Contributed by Wen-Wei Chung, MD, PhD and Robert E. Lee, MD
Published on line in May 1998
This 35 year-old white female had arthralgia since 1983, and developed Raynaud's phenomenon and myalgia later. She had been under stable control with Methotrexate and Plaquenil from 1993 to 7/1997, when she developed cardiac tamponade requiring a pericardial window. An echocardiogram revealed mild right ventricular dilatation, with tricuspid and pulmonary regurgitation. She was referred to UPMC on 9/26/1997 for a two-month history of progressive weakness and shortness of breath with dry cough.

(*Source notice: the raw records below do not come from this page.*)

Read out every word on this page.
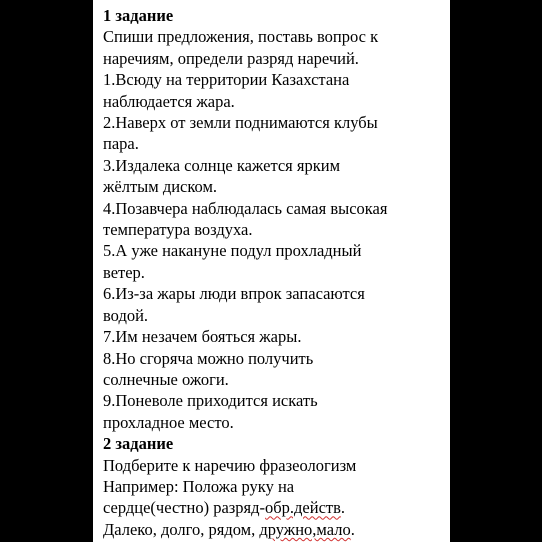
1 задание
Спиши предложения, поставь вопрос к
наречиям, определи разряд наречий.
1.Всюду на территории Казахстана
наблюдается жара.
2.Наверх от земли поднимаются клубы
пара.
3.Издалека солнце кажется ярким
жёлтым диском.
4.Позавчера наблюдалась самая высокая
температура воздуха.
5.А уже накануне подул прохладный
ветер.
6.Из-за жары люди впрок запасаются
водой.
7.Им незачем бояться жары.
8.Но сгоряча можно получить
солнечные ожоги.
9.Поневоле приходится искать
прохладное место.
2 задание
Подберите к наречию фразеологизм
Например: Положа руку на
сердце(честно) разряд-обр.действ.
Далеко, долго, рядом, дружно,мало.
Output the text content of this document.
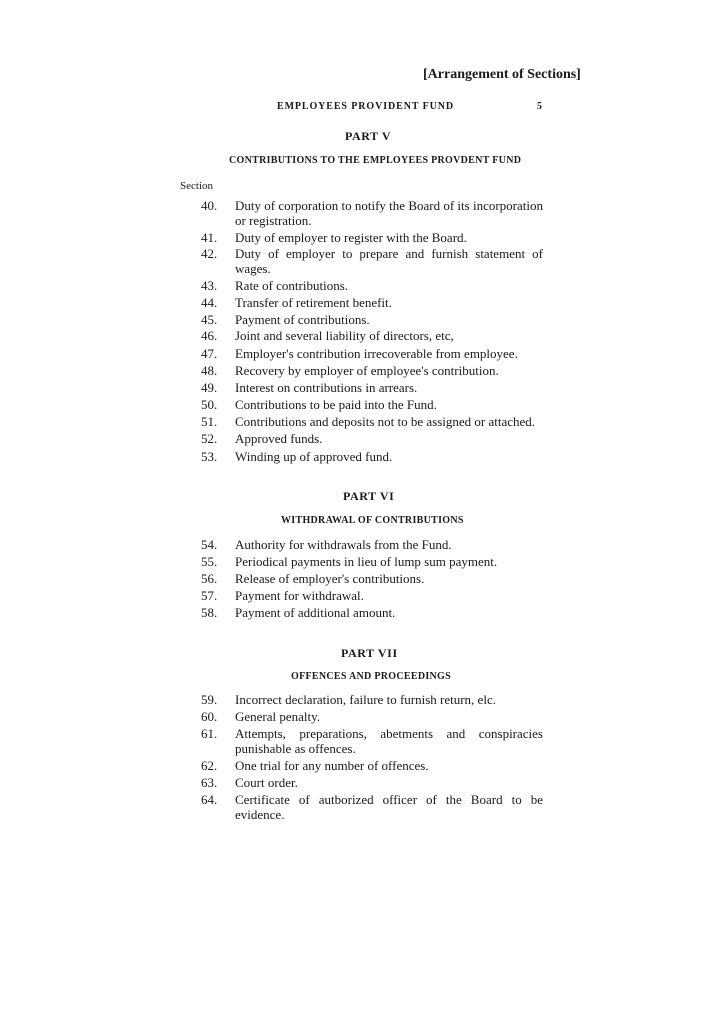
[Arrangement of Sections]
EMPLOYEES PROVIDENT FUND	5
PART V
CONTRIBUTIONS TO THE EMPLOYEES PROVDENT FUND
Section
40.	Duty of corporation to notify the Board of its incorporation or registration.
41.	Duty of employer to register with the Board.
42.	Duty of employer to prepare and furnish statement of wages.
43.	Rate of contributions.
44.	Transfer of retirement benefit.
45.	Payment of contributions.
46.	Joint and several liability of directors, etc,
47.	Employer's contribution irrecoverable from employee.
48.	Recovery by employer of employee's contribution.
49.	Interest on contributions in arrears.
50.	Contributions to be paid into the Fund.
51.	Contributions and deposits not to be assigned or attached.
52.	Approved funds.
53.	Winding up of approved fund.
PART VI
WITHDRAWAL OF CONTRIBUTIONS
54.	Authority for withdrawals from the Fund.
55.	Periodical payments in lieu of lump sum payment.
56.	Release of employer's contributions.
57.	Payment for withdrawal.
58.	Payment of additional amount.
PART VII
OFFENCES AND PROCEEDINGS
59.	Incorrect declaration, failure to furnish return, elc.
60.	General penalty.
61.	Attempts, preparations, abetments and conspiracies punishable as offences.
62.	One trial for any number of offences.
63.	Court order.
64.	Certificate of autborized officer of the Board to be evidence.
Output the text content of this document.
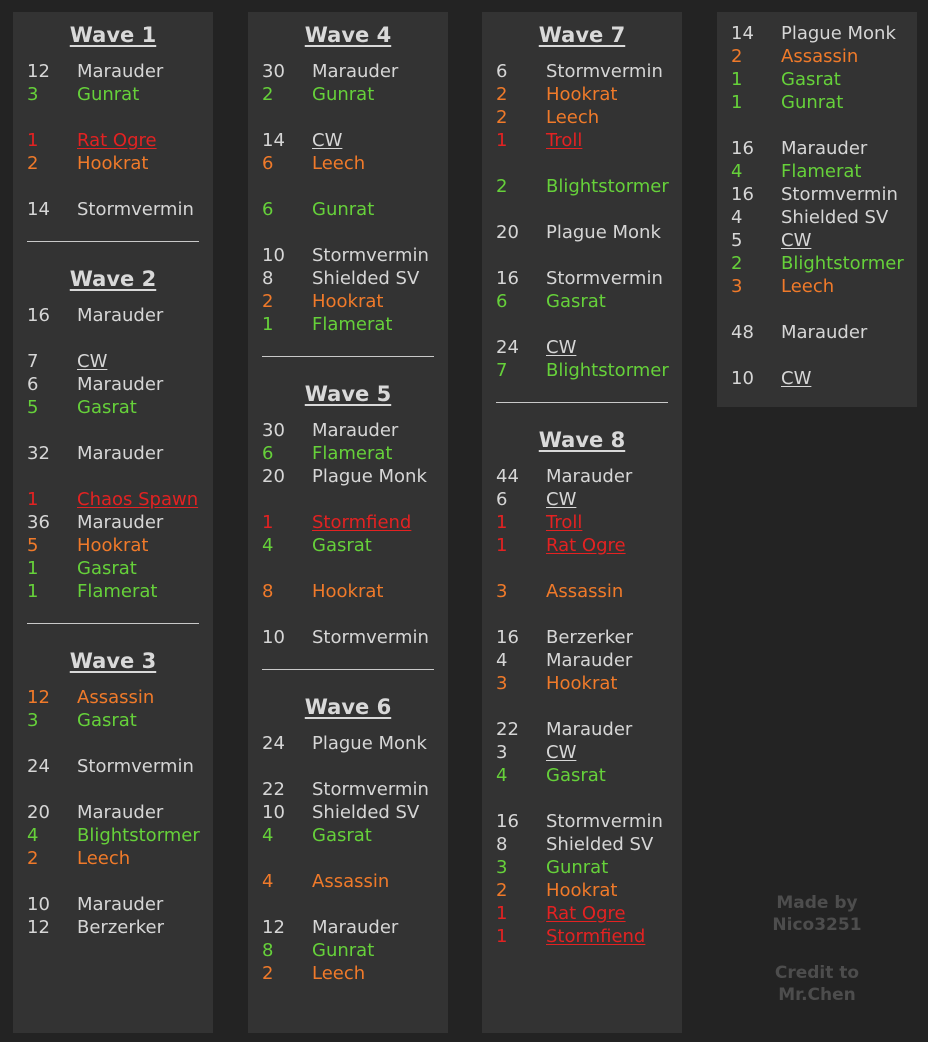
Wave 1
12 Marauder
3 Gunrat
1 Rat Ogre
2 Hookrat
14 Stormvermin
Wave 2
16 Marauder
7 CW
6 Marauder
5 Gasrat
32 Marauder
1 Chaos Spawn
36 Marauder
5 Hookrat
1 Gasrat
1 Flamerat
Wave 3
12 Assassin
3 Gasrat
24 Stormvermin
20 Marauder
4 Blightstormer
2 Leech
10 Marauder
12 Berzerker
Wave 4
30 Marauder
2 Gunrat
14 CW
6 Leech
6 Gunrat
10 Stormvermin
8 Shielded SV
2 Hookrat
1 Flamerat
Wave 5
30 Marauder
6 Flamerat
20 Plague Monk
1 Stormfiend
4 Gasrat
8 Hookrat
10 Stormvermin
Wave 6
24 Plague Monk
22 Stormvermin
10 Shielded SV
4 Gasrat
4 Assassin
12 Marauder
8 Gunrat
2 Leech
Wave 7
6 Stormvermin
2 Hookrat
2 Leech
1 Troll
2 Blightstormer
20 Plague Monk
16 Stormvermin
6 Gasrat
24 CW
7 Blightstormer
Wave 8
44 Marauder
6 CW
1 Troll
1 Rat Ogre
3 Assassin
16 Berzerker
4 Marauder
3 Hookrat
22 Marauder
3 CW
4 Gasrat
16 Stormvermin
8 Shielded SV
3 Gunrat
2 Hookrat
1 Rat Ogre
1 Stormfiend
14 Plague Monk
2 Assassin
1 Gasrat
1 Gunrat
16 Marauder
4 Flamerat
16 Stormvermin
4 Shielded SV
5 CW
2 Blightstormer
3 Leech
48 Marauder
10 CW
Made by
Nico3251
Credit to
Mr.Chen
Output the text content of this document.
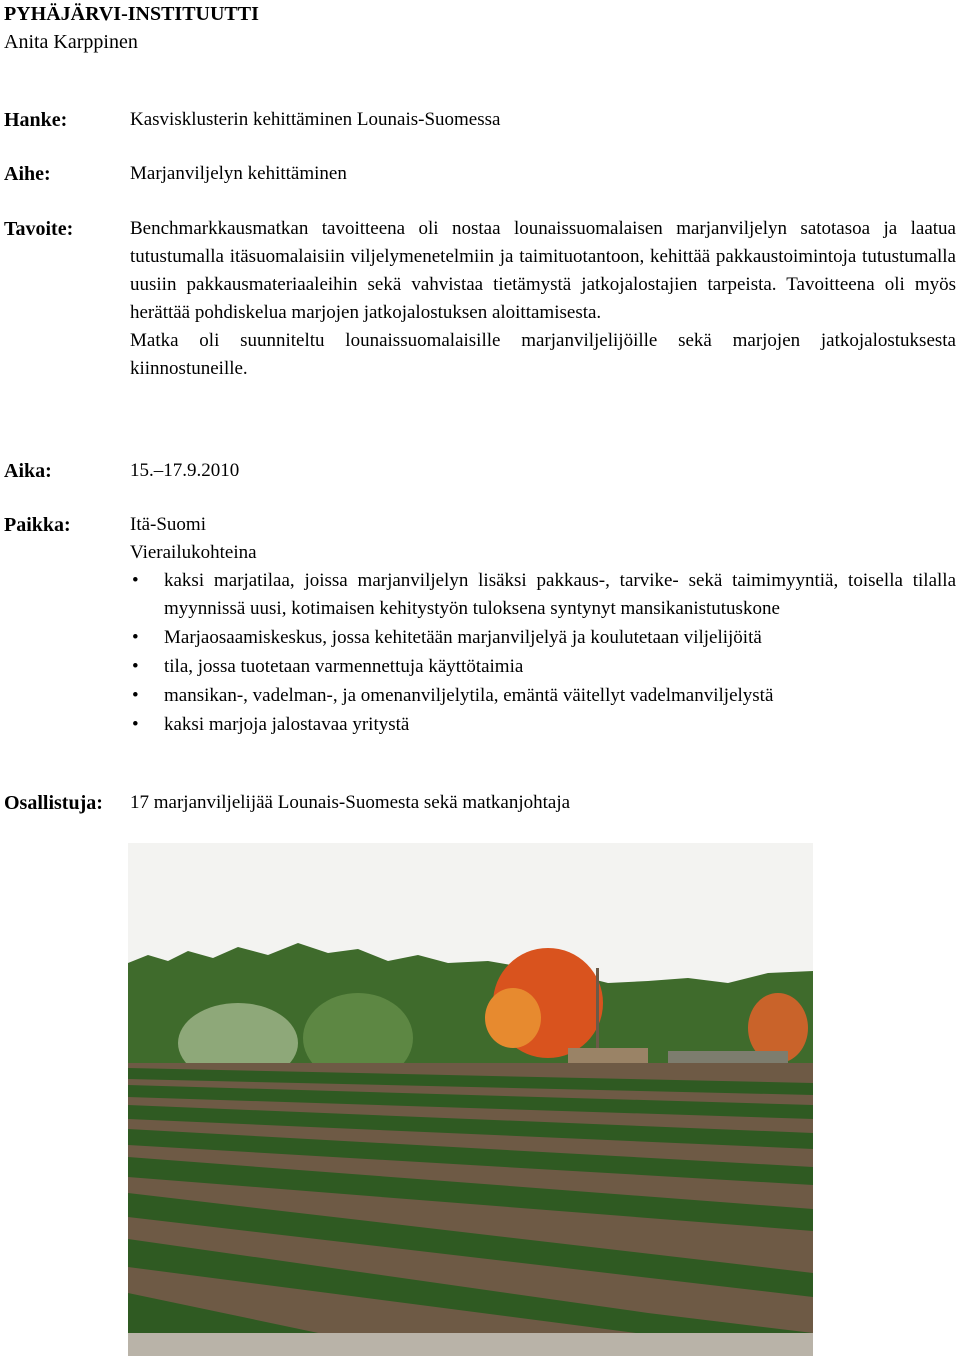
PYHÄJÄRVI-INSTITUUTTI
Anita Karppinen
Hanke:	Kasvisklusterin kehittäminen Lounais-Suomessa
Aihe:	Marjanviljelyn kehittäminen
Tavoite:	Benchmarkkausmatkan tavoitteena oli nostaa lounaissuomalaisen marjanviljelyn satotasoa ja laatua tutustumalla itäsuomalaisiin viljelymenetelmiin ja taimituotantoon, kehittää pakkaustoimintoja tutustumalla uusiin pakkausmateriaaleihin sekä vahvistaa tietämystä jatkojalostajien tarpeista. Tavoitteena oli myös herättää pohdiskelua marjojen jatkojalostuksen aloittamisesta.

Matka oli suunniteltu lounaissuomalaisille marjanviljelijöille sekä marjojen jatkojalostuksesta kiinnostuneille.

Aika:	15.–17.9.2010
Paikka:	Itä-Suomi
Vierailukohteina
• kaksi marjatilaa, joissa marjanviljelyn lisäksi pakkaus-, tarvike- sekä taimimyyntiä, toisella tilalla myynnissä uusi, kotimaisen kehitystyön tuloksena syntynyt mansikanistutuskone
• Marjaosaamiskeskus, jossa kehitetään marjanviljelyä ja koulutetaan viljelijöitä
• tila, jossa tuotetaan varmennettuja käyttötaimia
• mansikan-, vadelman-, ja omenanviljelytila, emäntä väitellyt vadelmanviljelystä
• kaksi marjoja jalostavaa yritystä
Osallistuja: 17 marjanviljelijää Lounais-Suomesta sekä matkanjohtaja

Meanwhile, she had photosensitivity, morning stiffness, superior vena cava obstruction, glossitis and eye congestion. The clinical studies disclosed myositis with increased levels of serum creatinine kinase. On admission, she had telangiectasia on her face, multiple cutaneous calcinosis in her chest (Image 01) and extremities (Image 02 and 03). She had proximal muscle weakness, decreased pulses and cyanosis in all extremities, with dry gangrene as well as atrophy involving multiple distal digits of her hands. During the hospital course, her dyspnea did not improve. She had low grade fever, diffuse coarse breathing sounds with crackles, and decreased air movement. One week after admission, she had sinus tachycardia, a septal myocardial infarct, and incomplete right bundle branch block; she then developed multifocal atrial premature contractions. A leukocytosis with increased neutrophilic differential count was noted. In spite of treatment with multiple antibiotics, steroids, cytoxan, and anticoagulants, she died on the 10th day after admission.
The chest X-ray showed extensive subcutaneous calcification involving the axilla and bilateral chest walls (Image 01). X-rays of hand and elbow revealed multifocal subcutaneous and muscle fascial calcification (Image 02 and 03).